The latest release has 45 new targets, 3,000 new diseases, twice as many target-disease associations and almost 15% more evidence than in the previous release. This increase is mainly due to:
- updated and new evidence, e.g. extra Cancer Gene Census evidence with the new COSMIC
- migration to EFO3, with more diseases and better disease classification
In addition, we highlight the following features in this new release:
- Pharmacovigilance adverse reports
- New chemical probes
- Migration to Python 3
Hello EFO3. Goodbye EFO2
In April this year, we announced in our blog that EFO had moved to a new version, EFO3. It's been a busy few months since then, and we are super excited to share the news that the EFO2 --> EFO3 migration is now complete.
Kudos to the Open Targets Platform and EFO teams at EMBL-EBI, who have been working pretty hard over the last months. It's now time to celebrate what EFO3 brings:
- 3,105 extra diseases, mostly from the Monarch Disease Ontology (MONDO) e.g. angle-closure glaucoma
- Reclassification of therapeutic areas
- More synonyms, which means more choices for search terms
- Richer high-level classification of diseases
- Improved disease definitions
Spot the difference between the diseases associated with HSPE1, following the classification of therapeutic areas (TAs) according to EFO3 (image A) and EFO2 (image B). Note that
Digestive system disease in EFO2 is now known as
Gastrointestinal disease, and
Pancreas disease is now a TA on its own right, whereas it was part of
Digestive system disease in EFO2. Besides all 25 TAs displayed in image A,
visual system diseases are additional TAs now available in EFO3.

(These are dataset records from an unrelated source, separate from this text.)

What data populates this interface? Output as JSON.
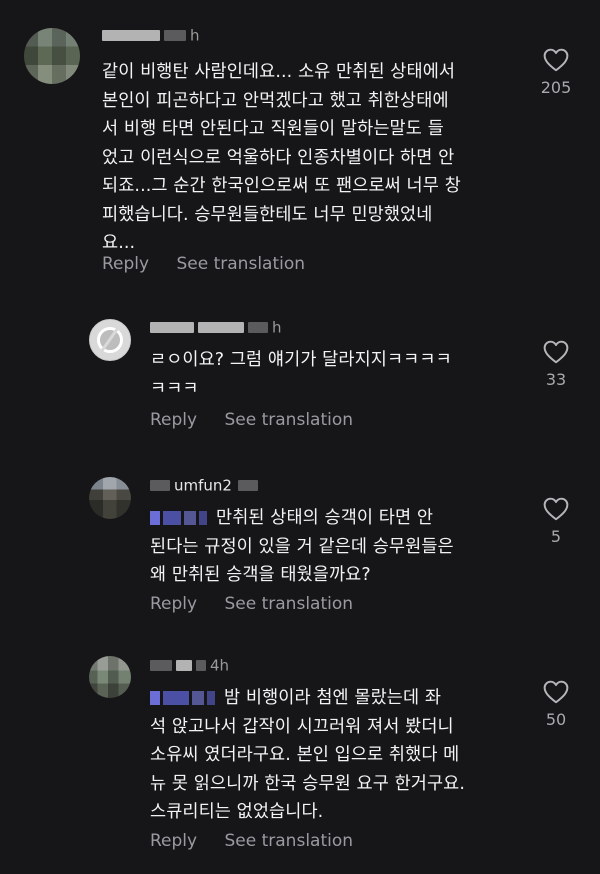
{
  "comments": [
    {
      "username_visible": "h",
      "lines": [
        "같이 비행탄 사람인데요... 소유 만취된 상태에서",
        "본인이 피곤하다고 안먹겠다고 했고 취한상태에",
        "서 비행 타면 안된다고 직원들이 말하는말도 들",
        "었고 이런식으로 억울하다 인종차별이다 하면 안",
        "되죠...그 순간 한국인으로써 또 팬으로써 너무 창",
        "피했습니다. 승무원들한테도 너무 민망했었네",
        "요..."
      ],
      "like_count": "205",
      "reply_label": "Reply",
      "translate_label": "See translation"
    },
    {
      "username_visible": "h",
      "lines": [
        "ㄹㅇ이요? 그럼 얘기가 달라지지ㅋㅋㅋㅋ",
        "ㅋㅋㅋ"
      ],
      "like_count": "33",
      "reply_label": "Reply",
      "translate_label": "See translation"
    },
    {
      "username_visible": "umfun2",
      "lines": [
        "만취된 상태의 승객이 타면 안",
        "된다는 규정이 있을 거 같은데 승무원들은",
        "왜 만취된 승객을 태웠을까요?"
      ],
      "like_count": "5",
      "reply_label": "Reply",
      "translate_label": "See translation"
    },
    {
      "username_visible": "4h",
      "lines": [
        "밤 비행이라 첨엔 몰랐는데 좌",
        "석 앉고나서 갑작이 시끄러워 져서 봤더니",
        "소유씨 였더라구요. 본인 입으로 취했다 메",
        "뉴 못 읽으니까 한국 승무원 요구 한거구요.",
        "스큐리티는 없었습니다."
      ],
      "like_count": "50",
      "reply_label": "Reply",
      "translate_label": "See translation"
    }
  ],
  "colors": {
    "background": "#161619",
    "text": "#f3f3f3",
    "muted": "#9a9aa0",
    "mention": "#6a6ed6"
  },
  "icons": {
    "like": "heart-outline-icon"
  }
}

EFO3 also means more evidence and more target-disease associations, many of these being indirect. Head to the indirect versus direct evidence post to learn what an indirect association means.
The disease classification of Crohn's colitis (in green) is one example of a markedly different ontology in EFO3 (image B) when compared to its predecessor, EFO2 (image A).

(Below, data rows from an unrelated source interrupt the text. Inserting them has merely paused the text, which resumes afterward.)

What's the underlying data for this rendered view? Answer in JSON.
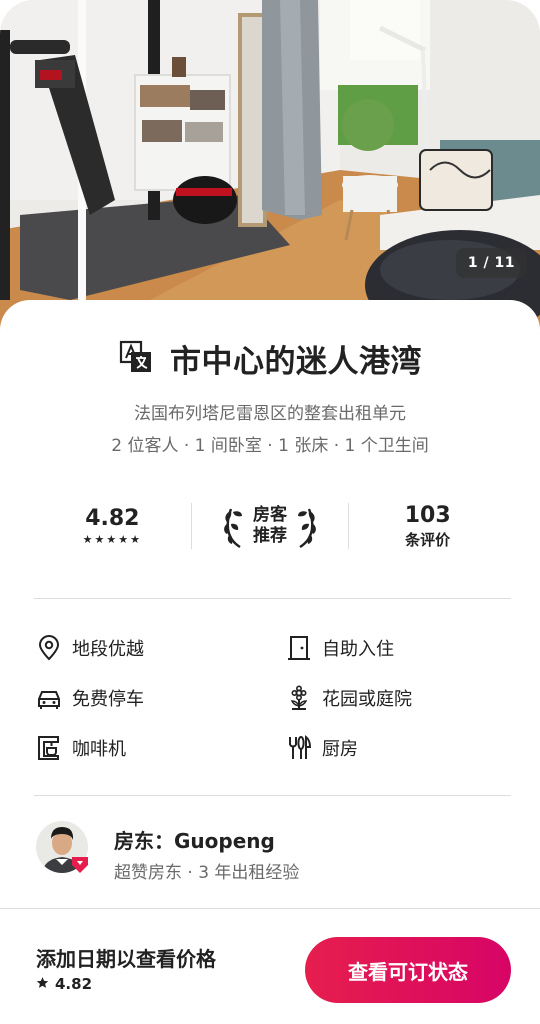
{
  "listing": {
    "photo_counter": "1 / 11",
    "title": "市中心的迷人港湾",
    "subtitle_line1": "法国布列塔尼雷恩区的整套出租单元",
    "subtitle_line2": "2 位客人 · 1 间卧室 · 1 张床 · 1 个卫生间"
  },
  "stats": {
    "rating": "4.82",
    "stars": "★★★★★",
    "guest_favorite_line1": "房客",
    "guest_favorite_line2": "推荐",
    "reviews_count": "103",
    "reviews_label": "条评价"
  },
  "amenities": [
    {
      "label": "地段优越",
      "icon": "location-pin-icon"
    },
    {
      "label": "自助入住",
      "icon": "door-icon"
    },
    {
      "label": "免费停车",
      "icon": "car-icon"
    },
    {
      "label": "花园或庭院",
      "icon": "flower-icon"
    },
    {
      "label": "咖啡机",
      "icon": "coffee-machine-icon"
    },
    {
      "label": "厨房",
      "icon": "utensils-icon"
    }
  ],
  "host": {
    "name": "房东：Guopeng",
    "details": "超赞房东 · 3 年出租经验"
  },
  "footer": {
    "prompt": "添加日期以查看价格",
    "rating": "4.82",
    "cta_label": "查看可订状态"
  },
  "colors": {
    "accent": "#e61e4d",
    "accent_end": "#d70466",
    "text": "#222222",
    "muted": "#6a6a6a"
  }
}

New treatments are tested in clinical trials, where safety is carefully assessed. However, some of the drug side effects are only identified when the medicine is out on the market and when it's prescribed to larger cohorts of patients.
For this reason, regulatory agencies provide pharmacovigilance programs to monitor and survey Adverse Drug Reactions (ADRs). The FDA Adverse Event Reporting System (FAERS), for example, contains over 10 million reports listing undesirable events associated with the use of a drug in a patient.

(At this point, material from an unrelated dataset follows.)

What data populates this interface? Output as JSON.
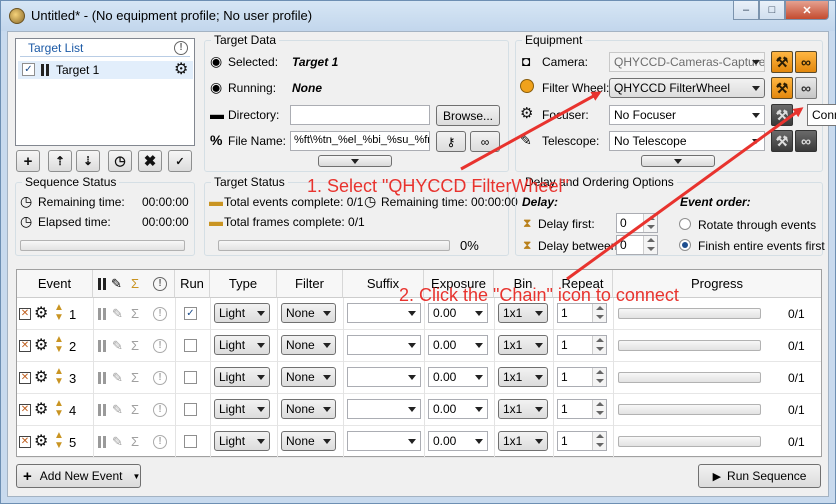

We've now carried out an analysis on the relevance and specificity of adverse events for all drugs (mostly, but not exclusively, phase IV drugs) in the Open Targets Platform.
In this release, we provide a list of significant drug-ADRs associations, similar to the implementation described elsewhere.
Specific adverse events reported for sildenafil (viagra) in the drug summary page. Note the side effect
erection increased listed as a significant and specific event for this drug.
New chemical probes
Two new chemical probes are new in release 19.11:
- MU1210, potent probe for DYRK2, DYRK1A, DYRK1B, CLK1, CLK2, and CLK4
- IPP/CNRS-A017, a lipophilic human DHODH inhibitor
Check our blog post on chemical probes to find out what they are used for.
The pythonistas out there will know that Python 2.7 will not be maintained from next year onwards. Therefore, we have started migrating some of our code to Python 3.
This means a simpler and more elegant code in our pipeline, but it will also mean that the new code will not be backward compatible.
This is a breakdown for the Open Targets Platform system according to different Python versions:
- Python 3:
- Python 2 and 3:
- Python 2 only: Open Targets REST API and Open Targets LIterature coNcept Knowledgebase (LINK)
We will shortly be publishing a standalone post on EFO3 with all the details on this updated ontology.